OK filed as https://github.com/ostreedev/ostree/pull/2766
Thanks for the feedback, I wanted to follow up to say that I'm going to have a look at the suggested changes. As far as my patch, it's really a hack and of course when it comes back to the main thread it is going to exit with an assert because I haven't set an error condition if I'm exiting early. I still get oom-killer deaths occasionally but it's very significantly reduced. As far as a reproduction scenario, this is on a MIPS device running a 4.9 kernel with a total of 128mb DRAM. A significant amount is reserved at boot time for CMA so what I actually have available at runtime after unloading video drivers, etc. is around 70mb. When I've observed the oom-killer death taking place, basically we had a large number of reads queued up, and at least one or two of them were single filesystem objects over 8mb in size (for example, the kernel image). We would very quickly queue up more reads with signature verification and write pending, then run out of memory in pending I/O operations which would lead to filesystem corruption (this is not every oom-killer death, just the ones that result in leaving /ostree in an unusable state). By the time the app gets killed, we already have a corrupted filesystem. Since this happens on the pull, the current deployment is usable but I have no way to recover /ostree and do a successful pull. I'm currently stuck on 2020.3 due to build issues on buildroot, but I'll try backporting the commit to see if that makes a difference. I can reproduce this with the right combination of updates.
There is an article online that suggests ostree memory usage can be quite high:
https://witekio.com/de/blog-de/ostree-tutorial-system-updates/
do we have any hard data in a blog post that describes what kind of memory is typically required in an el9 ostree-based system for upgrades? If no, should we write one?

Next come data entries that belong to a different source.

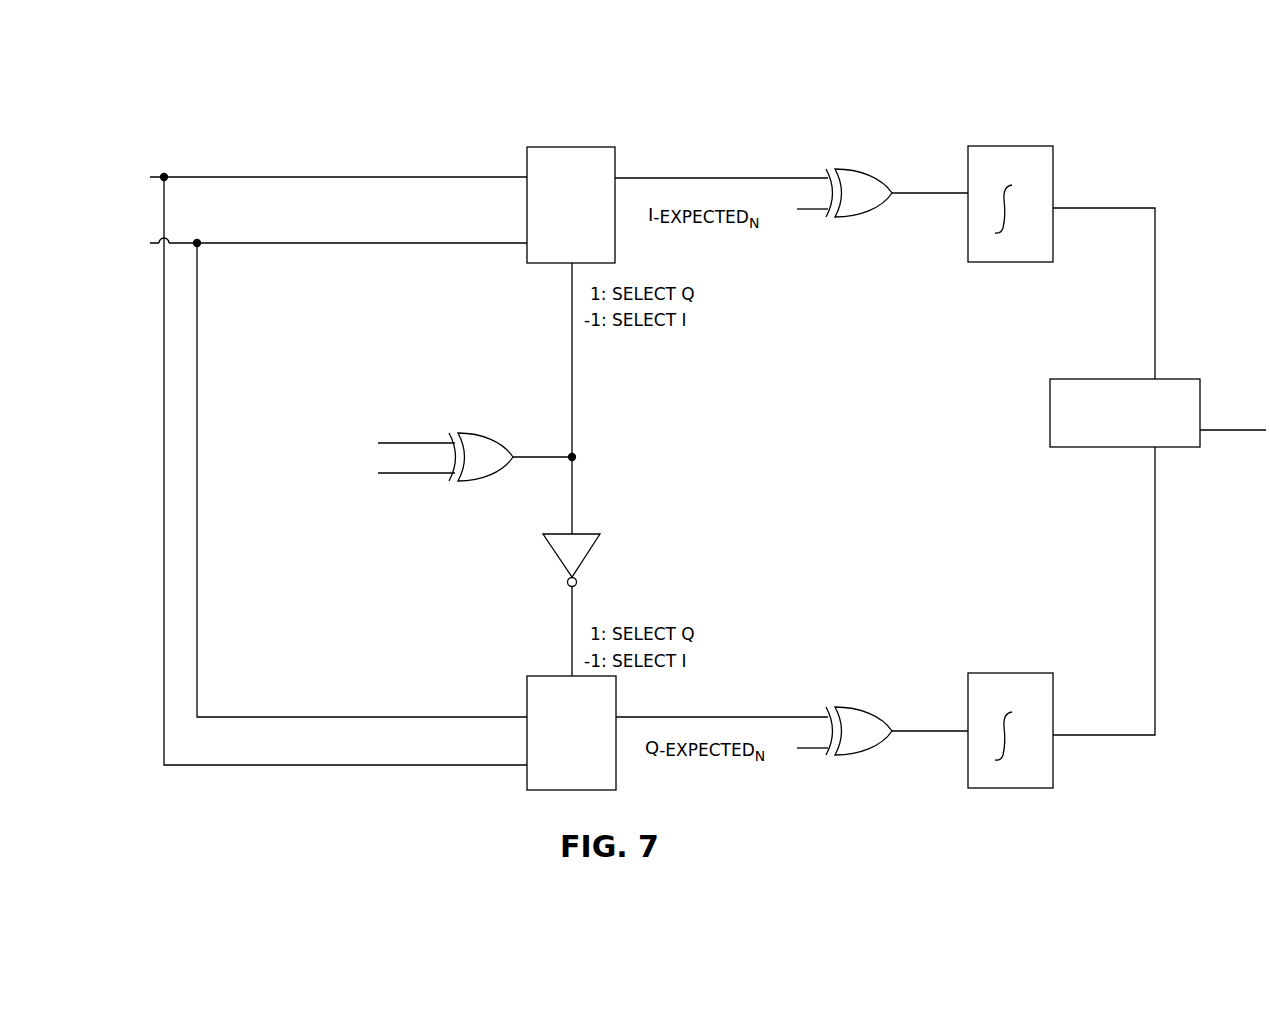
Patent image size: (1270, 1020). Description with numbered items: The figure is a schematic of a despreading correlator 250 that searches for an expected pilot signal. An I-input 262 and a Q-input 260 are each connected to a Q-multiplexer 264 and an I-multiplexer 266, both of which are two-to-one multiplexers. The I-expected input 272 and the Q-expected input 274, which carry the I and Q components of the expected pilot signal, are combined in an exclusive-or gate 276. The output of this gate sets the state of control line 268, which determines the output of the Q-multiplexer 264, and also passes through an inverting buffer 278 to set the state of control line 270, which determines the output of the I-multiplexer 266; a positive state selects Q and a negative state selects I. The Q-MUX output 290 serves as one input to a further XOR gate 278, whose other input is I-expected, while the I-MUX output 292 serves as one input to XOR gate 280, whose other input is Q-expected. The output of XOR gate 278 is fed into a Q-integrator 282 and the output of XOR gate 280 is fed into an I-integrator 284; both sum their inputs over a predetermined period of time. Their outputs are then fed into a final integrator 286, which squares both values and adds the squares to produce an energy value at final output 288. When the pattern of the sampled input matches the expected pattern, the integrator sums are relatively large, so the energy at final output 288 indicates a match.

The despreading correlator 250 is at (212, 818).
The Q-input 260 is at (150, 245).
The I-input 262 is at (152, 176).
The Q-multiplexer 264 is at (560, 147).
The I-multiplexer 266 is at (560, 676).
The control line 268 is at (572, 338).
The control line 270 is at (572, 612).
The I-expected input 272 is at (445, 443).
The Q-expected input 274 is at (445, 473).
The exclusive-or gate 276 is at (490, 433).
The inverting buffer / XOR gate 278 is at (860, 170).
The XOR gate 280 is at (865, 708).
The Q-integrator 282 is at (998, 146).
The I-integrator 284 is at (998, 673).
The final integrator 286 is at (1170, 379).
The final output 288 is at (1210, 432).
The Q-MUX output 290 is at (695, 177).
The I-MUX output 292 is at (725, 717).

We don't have any hard data. In https://github.com/ostreedev/ostree/pull/2766 I found what I believe is one source of memory use proportional to O(files).
I think we can repurpose this issue for gathering data and metrics, and ideally scaling our queues roughly to available resources (CPU, network speed, I/O bandwidth, memory). We definitely don't want any unbounded queues.
First unusual event: ostree pull (using libcurl, https) is reaped by the oom-killer on a very large delta pull. Kernel version 4.9.217 mips Total available physical memory 85mb (physical DRAM is 128mb, minus a large CMA chunk, minus kernel and wpa_supplicant).
For the most part, I am able to successfully run ostree pull. However, if the total quantity of deltas is high, ostree is likely to use up all available memory and get reaped by the oom-killer. This happens less frequently if the thread limits in ostree-repo-private.h are set to lower values, but is still guaranteed to happen on a large set of deltas. I am currently investigating running under ulimit as a workaround but have to ask if there might be a better way to avoid this?
In the usual case I get an errorlevel 137 in a script and can retry the ostree pull repeatedly until it succeeds. In the worst case I will get an oom-killer murder spree that begins terminating every process on the system, and while looking for victims an I/O thread fails and results in ubifs corruption, resulting in /ostree left in a read-only state. In short, I need to avoid oom-killer deaths. I have very little memory on this system and enough NAND to pull the update (but not enough for a second rootfs).